DNA Sequencing—Advent of the Genomics Era
DNA sequencing is a powerful tool used to determine the exact chemical make-up (i.e., nucleotides A, T, G, C) of purified genetic material. The first DNA sequencing methods were independently developed by Gilbert-Maxam and Sanger in 1980. In the Gilbert method, DNA is radiolabeled while being replicated in E. coli, carefully fragmented, and separated for size analysis. The Sanger, or terminator, method has been more widely adopted, and therefore is described in detail in Chapter 2 (see 2.2.7). Sanger’s technique involves the in vitro replication of DNA in the presence of radiolabeled dideoxynucleotides, also called terminator nucleotides. They get this name because they terminate strand synthesis when incorporated into DNA. In 1986, Leroy Hood updated the Sanger method by substituting fluorescent, in lieu of radioactive, labels of the terminator nucleotides (Institute 2000-2004b). Doing so collapsed sequencing into a single reaction, the products of which are detected by computer-aided lasers and fluorescent sensors (Institute 2000-2004b).
The development of automated sequencers ushered in a new biotechnological era—genomics—by making the sequencing of the human genome possible. The highly publicized and federally-funded Human Genome Project (HGP) began in October 1990 and was estimated to take 15 years and cost three billion dollars (Institute 2000-2004b). Just 11 years later, the U.S. White House celebrated the “completion” of the whole human genome when two draft sequences were published in Nature and Science (Venter et al. 2001; Lander et al. 2001). By 2003 the draft was polished into a final version (Green, Watson, and Collins 2015; Institute 2016b). All told, thanks to the unprecedented collaboration between thousands of international scientists, the HGP took just 13 years and ~$2.7 billion13 to complete (Institute 2016b). Some 25 years after this grand project began, researchers are still assigning meaning to the sequences obtained (Green, Watson, and Collins 2015). Being the first large-scale project of its kind, the HGP modeled a new kind of research—consortium-based and interdisciplinary—what some are calling “big” science (Green, Watson, and Collins 2015).
As the HGP unfolded, sequencing and computational technologies were invented and modified to meet the needs of the project. For example, whole genome sequencing of less complicated genomes was used to practice and fine-tune the technologies employed by the HGP. The genome of the first free-living organism—a strain of the Haemophilus influenza bacterium—was published by J. Craig Venter14 and 39 others in the July 1995 issue of Science (Fleischmann et al. 1995). Their work was the first to use shotgun cloning, in which a whole genome is fragmented, cloned, sequenced, and reassembled computationally through the identification of overlapping sequences (Fleischmann et al. 1995). In doing so, individual reads are assembled into one contiguous (or contig) sequence (see Figure 2.11). Just a year later, the whole genome sequence of the first eukaryotic organism—Saccharomyces cerevisiae—was also published in Science (Goffeau et al. 1996). The sequencing of other significant model organisms15 followed soon after.

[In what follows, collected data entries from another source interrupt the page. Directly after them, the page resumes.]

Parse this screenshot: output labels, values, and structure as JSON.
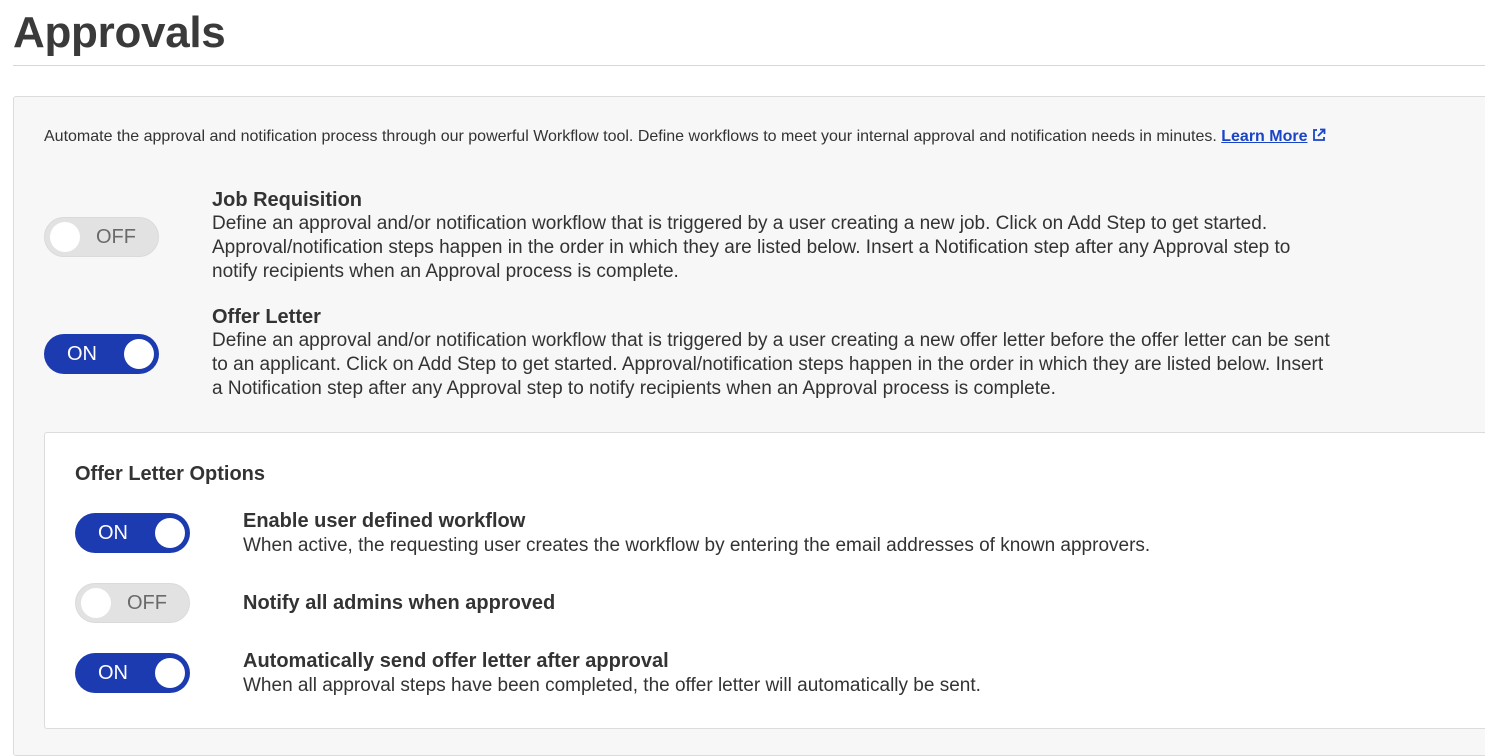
{
  "page": {
    "title": "Approvals"
  },
  "intro": {
    "text": "Automate the approval and notification process through our powerful Workflow tool. Define workflows to meet your internal approval and notification needs in minutes.",
    "link_label": "Learn More",
    "link_icon": "external-link-icon"
  },
  "settings": [
    {
      "title": "Job Requisition",
      "state": "OFF",
      "description": "Define an approval and/or notification workflow that is triggered by a user creating a new job. Click on Add Step to get started. Approval/notification steps happen in the order in which they are listed below. Insert a Notification step after any Approval step to notify recipients when an Approval process is complete."
    },
    {
      "title": "Offer Letter",
      "state": "ON",
      "description": "Define an approval and/or notification workflow that is triggered by a user creating a new offer letter before the offer letter can be sent to an applicant. Click on Add Step to get started. Approval/notification steps happen in the order in which they are listed below. Insert a Notification step after any Approval step to notify recipients when an Approval process is complete."
    }
  ],
  "offer_options": {
    "title": "Offer Letter Options",
    "items": [
      {
        "title": "Enable user defined workflow",
        "state": "ON",
        "description": "When active, the requesting user creates the workflow by entering the email addresses of known approvers."
      },
      {
        "title": "Notify all admins when approved",
        "state": "OFF",
        "description": ""
      },
      {
        "title": "Automatically send offer letter after approval",
        "state": "ON",
        "description": "When all approval steps have been completed, the offer letter will automatically be sent."
      }
    ]
  },
  "colors": {
    "toggle_on": "#1c3bb0",
    "toggle_off": "#e2e2e2",
    "link": "#1a44c6"
  }
}
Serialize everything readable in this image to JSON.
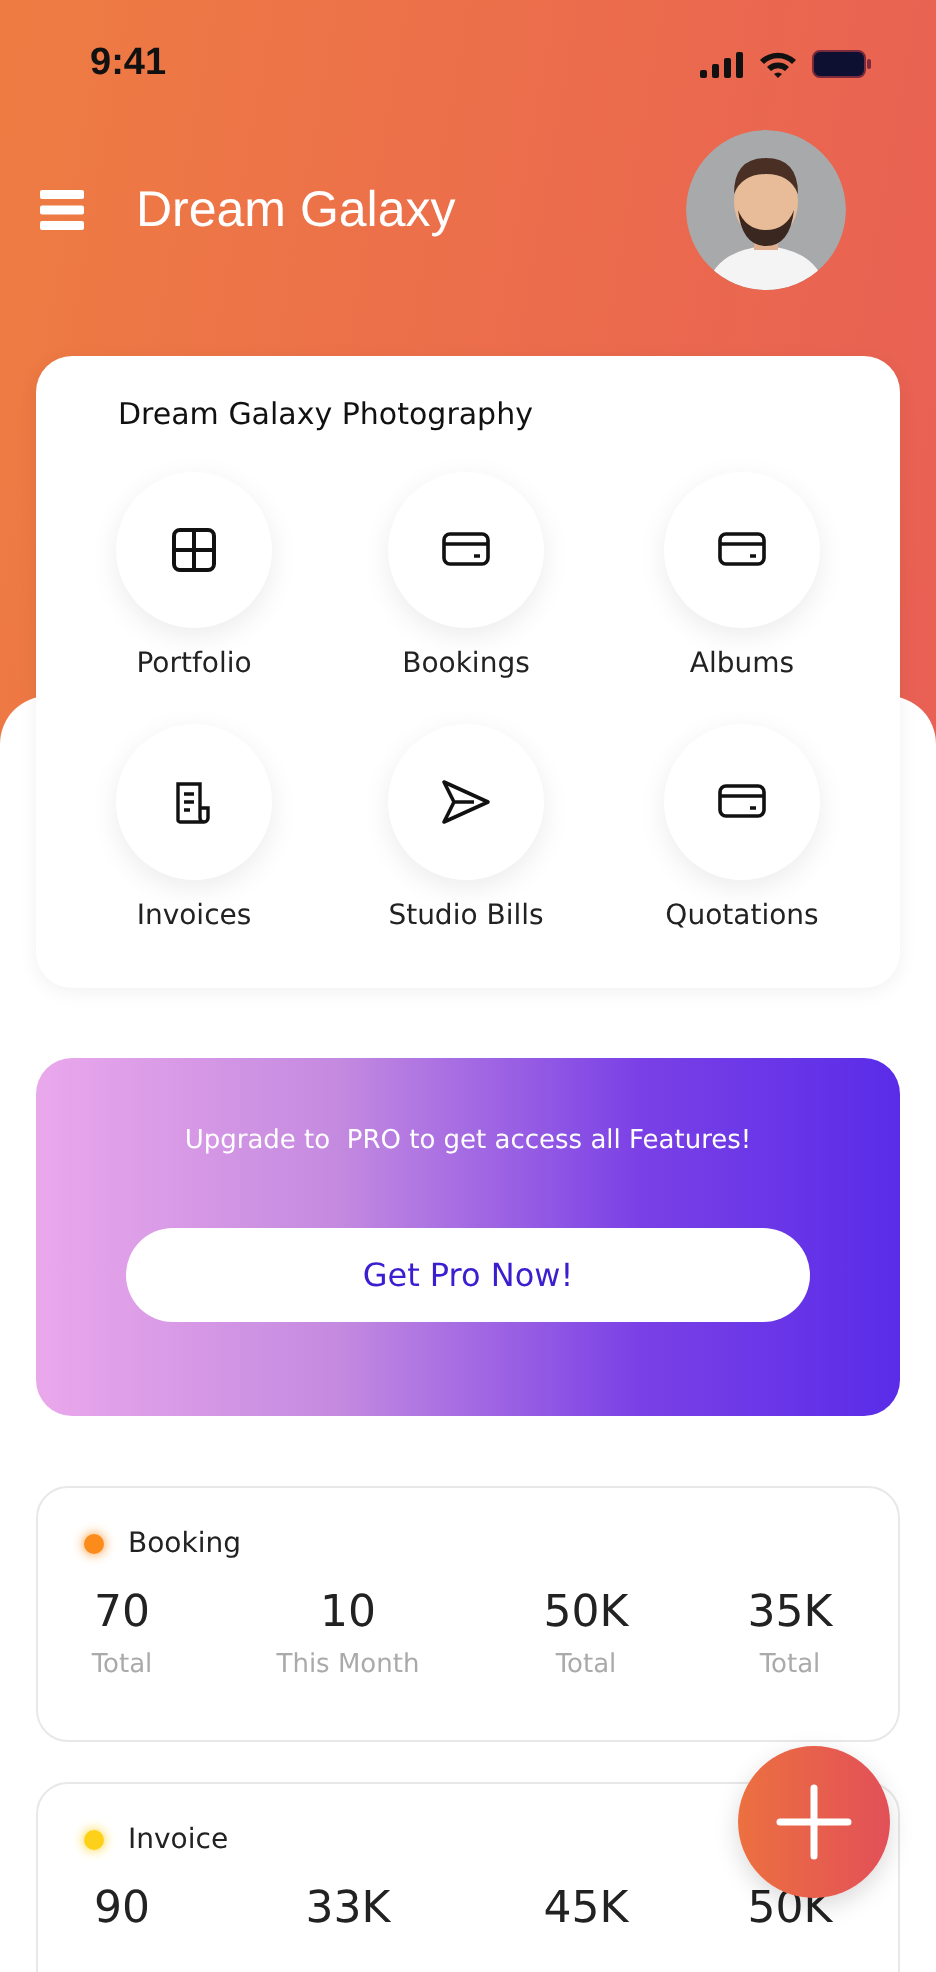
{
  "status_bar": {
    "time": "9:41"
  },
  "header": {
    "title": "Dream Galaxy"
  },
  "shortcuts": {
    "title": "Dream Galaxy Photography",
    "items": [
      {
        "label": "Portfolio",
        "kind": "grid"
      },
      {
        "label": "Bookings",
        "kind": "card"
      },
      {
        "label": "Albums",
        "kind": "card"
      },
      {
        "label": "Invoices",
        "kind": "document"
      },
      {
        "label": "Studio Bills",
        "kind": "send"
      },
      {
        "label": "Quotations",
        "kind": "card"
      }
    ]
  },
  "promo": {
    "text": "Upgrade to  PRO to get access all Features!",
    "button": "Get Pro Now!"
  },
  "stats": [
    {
      "title": "Booking",
      "color": "#fb8c1c",
      "metrics": [
        {
          "value": "70",
          "label": "Total"
        },
        {
          "value": "10",
          "label": "This Month"
        },
        {
          "value": "50K",
          "label": "Total"
        },
        {
          "value": "35K",
          "label": "Total"
        }
      ]
    },
    {
      "title": "Invoice",
      "color": "#fdd11a",
      "metrics": [
        {
          "value": "90"
        },
        {
          "value": "33K"
        },
        {
          "value": "45K"
        },
        {
          "value": "50K"
        }
      ]
    }
  ],
  "fab": {
    "kind": "plus"
  }
}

Whole genome sequencing really took off in 2005, with the advent of Next Generation Sequencing (i.e., NGS, or more generally, Next Gen) methods. 454 Life Sciences published a sequencing-by-synthesis method16 that year in Nature (Margulies et al. 2005). This approach involves the direct measure of released pyrophosphate molecules as single nucleotides are added to a growing DNA strand.17 Doing so mitigates the need for terminator nucleotides and labor-intensive sequencing gels. Sequencing-by-synthesis methods are described in more detail in Chapter 2. Around the same time, George Church’s lab from Harvard Medical School described a multiplex polony sequencing method18 in their 2005 Science publication (Shendure et al. 2005). Both the sequencing-by-synthesis and multiplex polony methods resulted in significant savings, due to reduced reaction volumes and enhanced throughput. Authors of the multiplex polony strategy cited a one-ninth reduction in cost per base, as compared to conventional methods (Shendure et al. 2005). As Next Gen sequencing methods have evolved to increase accuracy and sequence read lengths, the cost of genome sequencing has plummeted. If the HGP
had been done in 2015, the cost would have been just $1,500, assuming that the same rate of technological innovation occurred in the absence of the HGP-fostered collaboration of the 1990s and early 2000s (Institute 2016b). Biotechnologists today work to actualize a $1,000 human genome sequence—the price required to routinely use whole genome sequencing in the clinic.